Intervention Strategies in ASD: Skills needed to be addressed in preventing school failure and absenteeism - Module 3
2. SOCIAL AREA. HOW TO PREVENT BULLYING?
2.4. PREVENTION AND ACTING IN THE SCHOOLS
We can affirm that when there is no good classroom climate, students have difficulties to achieve the learning, since they have little willingness to learn and manifest attitudes such as: boredom, tiredness, low participation and indiscipline.
It is convenient that as teachers and technicians in education be aware of being “leaders and models” for the students, and it requires the deployment of communication and social rapport skills that promote trust, dialogue, respect and inclusion in the classroom, being aware of the fact that we do not understand and express them with the same actions and skills with which they are capable of being able and expressing them with the same actions and skills.
It is necessary: respect, which is achieved with the following strategies: always respectful the behaviour: in the classroom, at school, and in the community; the authority is accompanied by respect and forms of social relations that do not mean humiliation to anyone; get respect is not the same as fear; practice tolerance and acceptance of everyone in the classroom, considering that diversity is present in it. It is also necessary to develop confidence, being useful the following strategies: assess mistakes as part of learning and take advantage of them to improve, recognize that everyone has the potential to learn, have high expectations of the achievements of others. Trust is the basis of any affective bond.

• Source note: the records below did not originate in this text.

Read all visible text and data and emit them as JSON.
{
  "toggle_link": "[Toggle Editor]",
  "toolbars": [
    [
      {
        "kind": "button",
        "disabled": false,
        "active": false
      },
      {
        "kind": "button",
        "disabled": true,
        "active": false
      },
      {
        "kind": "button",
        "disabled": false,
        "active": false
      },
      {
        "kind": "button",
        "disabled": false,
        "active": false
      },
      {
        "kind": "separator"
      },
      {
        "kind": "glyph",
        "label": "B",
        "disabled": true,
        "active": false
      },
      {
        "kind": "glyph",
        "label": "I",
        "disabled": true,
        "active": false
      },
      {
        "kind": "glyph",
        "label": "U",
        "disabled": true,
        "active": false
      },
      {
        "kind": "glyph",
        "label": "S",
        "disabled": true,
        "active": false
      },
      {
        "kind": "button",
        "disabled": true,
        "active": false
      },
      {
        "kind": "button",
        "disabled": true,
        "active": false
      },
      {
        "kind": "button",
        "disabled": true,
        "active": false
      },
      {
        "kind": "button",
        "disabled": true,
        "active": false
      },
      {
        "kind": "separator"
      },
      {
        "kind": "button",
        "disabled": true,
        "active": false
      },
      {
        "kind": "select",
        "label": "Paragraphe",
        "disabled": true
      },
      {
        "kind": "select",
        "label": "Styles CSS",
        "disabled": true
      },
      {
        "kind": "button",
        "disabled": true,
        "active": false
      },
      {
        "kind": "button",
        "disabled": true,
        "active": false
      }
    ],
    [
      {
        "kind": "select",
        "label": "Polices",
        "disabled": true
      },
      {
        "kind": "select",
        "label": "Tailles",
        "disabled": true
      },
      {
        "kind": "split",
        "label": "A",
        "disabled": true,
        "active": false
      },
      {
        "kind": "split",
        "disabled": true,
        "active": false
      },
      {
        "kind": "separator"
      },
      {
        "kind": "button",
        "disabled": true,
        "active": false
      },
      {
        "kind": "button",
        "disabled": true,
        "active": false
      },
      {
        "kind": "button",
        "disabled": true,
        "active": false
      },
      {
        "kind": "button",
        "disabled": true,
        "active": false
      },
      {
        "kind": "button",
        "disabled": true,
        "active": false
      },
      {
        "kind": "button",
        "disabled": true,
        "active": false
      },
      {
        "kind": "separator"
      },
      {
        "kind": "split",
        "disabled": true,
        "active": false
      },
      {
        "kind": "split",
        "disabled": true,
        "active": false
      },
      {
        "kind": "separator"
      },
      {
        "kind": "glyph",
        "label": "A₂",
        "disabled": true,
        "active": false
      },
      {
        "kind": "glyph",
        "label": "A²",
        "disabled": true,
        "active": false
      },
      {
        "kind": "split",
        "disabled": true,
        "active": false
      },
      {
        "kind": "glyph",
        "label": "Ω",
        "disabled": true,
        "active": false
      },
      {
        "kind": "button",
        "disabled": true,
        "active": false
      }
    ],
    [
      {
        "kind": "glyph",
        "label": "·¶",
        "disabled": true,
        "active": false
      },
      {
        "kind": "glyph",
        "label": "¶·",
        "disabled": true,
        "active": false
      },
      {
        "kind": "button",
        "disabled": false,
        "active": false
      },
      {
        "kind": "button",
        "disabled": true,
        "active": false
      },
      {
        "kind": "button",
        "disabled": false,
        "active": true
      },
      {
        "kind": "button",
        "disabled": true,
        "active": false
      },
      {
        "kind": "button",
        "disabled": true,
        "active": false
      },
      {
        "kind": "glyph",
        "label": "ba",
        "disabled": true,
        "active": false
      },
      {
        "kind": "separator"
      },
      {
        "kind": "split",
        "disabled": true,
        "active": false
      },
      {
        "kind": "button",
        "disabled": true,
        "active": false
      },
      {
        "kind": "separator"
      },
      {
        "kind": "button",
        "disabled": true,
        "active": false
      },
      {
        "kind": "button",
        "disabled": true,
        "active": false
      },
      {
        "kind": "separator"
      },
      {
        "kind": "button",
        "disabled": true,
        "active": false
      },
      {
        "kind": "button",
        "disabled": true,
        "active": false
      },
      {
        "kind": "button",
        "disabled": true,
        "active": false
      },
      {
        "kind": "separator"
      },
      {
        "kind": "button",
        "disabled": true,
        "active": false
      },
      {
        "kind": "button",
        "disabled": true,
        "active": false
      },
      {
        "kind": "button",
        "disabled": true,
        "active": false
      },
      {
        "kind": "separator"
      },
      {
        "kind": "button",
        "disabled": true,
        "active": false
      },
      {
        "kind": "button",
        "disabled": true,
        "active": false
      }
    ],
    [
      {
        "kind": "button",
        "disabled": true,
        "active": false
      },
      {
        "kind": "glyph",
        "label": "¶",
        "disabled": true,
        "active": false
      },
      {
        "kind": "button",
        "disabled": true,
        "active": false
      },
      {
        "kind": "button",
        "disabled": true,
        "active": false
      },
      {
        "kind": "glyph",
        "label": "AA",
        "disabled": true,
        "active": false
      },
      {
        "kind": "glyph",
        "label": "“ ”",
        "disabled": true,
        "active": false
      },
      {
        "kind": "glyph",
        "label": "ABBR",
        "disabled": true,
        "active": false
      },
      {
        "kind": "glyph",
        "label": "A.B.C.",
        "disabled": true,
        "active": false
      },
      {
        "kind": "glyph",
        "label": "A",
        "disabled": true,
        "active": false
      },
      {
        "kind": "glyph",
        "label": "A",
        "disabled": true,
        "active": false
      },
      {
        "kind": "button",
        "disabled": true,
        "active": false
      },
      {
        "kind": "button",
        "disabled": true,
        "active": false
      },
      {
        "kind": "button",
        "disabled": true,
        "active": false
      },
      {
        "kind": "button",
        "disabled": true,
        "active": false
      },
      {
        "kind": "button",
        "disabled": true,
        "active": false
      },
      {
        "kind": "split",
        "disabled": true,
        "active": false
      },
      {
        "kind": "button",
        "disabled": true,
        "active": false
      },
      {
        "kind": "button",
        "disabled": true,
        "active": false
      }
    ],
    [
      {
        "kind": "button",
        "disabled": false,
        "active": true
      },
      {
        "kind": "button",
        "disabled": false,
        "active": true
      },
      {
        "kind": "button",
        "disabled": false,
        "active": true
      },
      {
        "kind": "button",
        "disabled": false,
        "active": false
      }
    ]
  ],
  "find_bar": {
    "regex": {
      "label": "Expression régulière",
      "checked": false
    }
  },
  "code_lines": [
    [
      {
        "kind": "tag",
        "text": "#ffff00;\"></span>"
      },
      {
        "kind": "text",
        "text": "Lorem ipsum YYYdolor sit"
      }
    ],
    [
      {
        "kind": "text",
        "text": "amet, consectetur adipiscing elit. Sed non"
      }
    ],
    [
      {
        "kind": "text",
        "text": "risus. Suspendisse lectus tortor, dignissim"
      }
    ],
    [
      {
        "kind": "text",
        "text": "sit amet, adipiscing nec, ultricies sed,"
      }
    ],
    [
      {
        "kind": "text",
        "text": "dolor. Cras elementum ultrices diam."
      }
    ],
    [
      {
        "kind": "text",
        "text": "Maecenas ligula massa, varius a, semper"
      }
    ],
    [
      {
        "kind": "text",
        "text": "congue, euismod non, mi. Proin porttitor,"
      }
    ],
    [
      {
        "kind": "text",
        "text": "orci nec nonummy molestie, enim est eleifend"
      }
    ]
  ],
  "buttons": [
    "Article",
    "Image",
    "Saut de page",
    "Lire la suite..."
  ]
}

In addition, some recommendations to achieve a good climate in the classroom are:
- Consider discipline, applied with firmness, fairness and responsibility.
- To ensure that respect, solidarity and mutual support are lived at all times.
- Propose stimulating activities, where all students feel important.
- Actively assess all students. Achieve during learning activities that they experience positive emotions.
One way to help people with ASD to detect bullying is to make a list along with a trusted adult of those behaviours that we could include within school bullying, so that the child can resort to it in case of doubt and can be expanded over time.
It also helps to give them clear guidelines and advice that can be useful in situations where they are being bullied, such as:
- If they need tranquillity, it is better not to go to quiet corners, quiet and isolated during breaks; it is better to look for places safe as can be the library.
- If they stay in the yard, look for places where there are a lot of people or where they have close to the people who guard the playground (Jakson, 2002).
- If bullies are approaching, they could get out of that situation. If not possible, is useful to attract an adult (Jakson, 2002).
- Talk to a good friend or teacher about what is happening and ask for advice (Gray, 2004).
- If they doubt the intention of any behaviour, ask someone they trust. It is important that they count from the beginning all that has happened (Gray, 2004).
- It may be useful if at home they make a map of the school where they indicate the classes which ones are the most conflictive moments in each place, in which and in what moments they will find a reference to help them, where and in which moments we can find the stalkers ... (Gray, 2004).
- Make it clear that they are not to blame for being bullied (Gray, 2004; Jakson, 2002).
- Find some way not to lose control when they are being harassed; something that can work is to think of an image of tranquillity and that of security (Gray, 2004).
- Practice with them a phrase to say the moment they get into with them; keep it simple and as true as possible (for example, “already I have heard you "," I need you to stop "or" I don't like this, for now ").
- Teach them to try to stay in calm, but serious, with the right body and the head up, keep a safe distance, and then contact a trusted person who can help them (Gray, 2004).
- Develop assertive strategies and prioritize them over strategies avoidant or aggressive. In this sense, it is important to teach them to detect some short phrases that generate in the aggressor the sensation of being unmasked, from respect.
The social relationships are especially important for the peer group. Due to the characteristics of ASD, students with this type of disorder have special difficulties, such as: share leisure time or group school activities with other classmates, understand social conversations, such as those related to respect for authority in the school context, share school supplies or participate in activities that involve reciprocity in the interaction.
To help them in these situations, it is useful to:
- Facilitate the gradual integration of the student with ASD in the group, proposing works in small groups, in which the what and how of their participation are specifically defined, as well as the deadlines to do so, encouraging them to develop their source points in the share activity.
- Practice social and emotional skills with the student with ASD, such as the use of reciprocal conversation, providing written scripts of questions or topics that they can share with their classmates.
- Prioritizing responsibility, anticipating consequences and promoting respect for diversity and promoting inclusion by example.
- Be consistent and act with authority and a sense of justice in the classroom.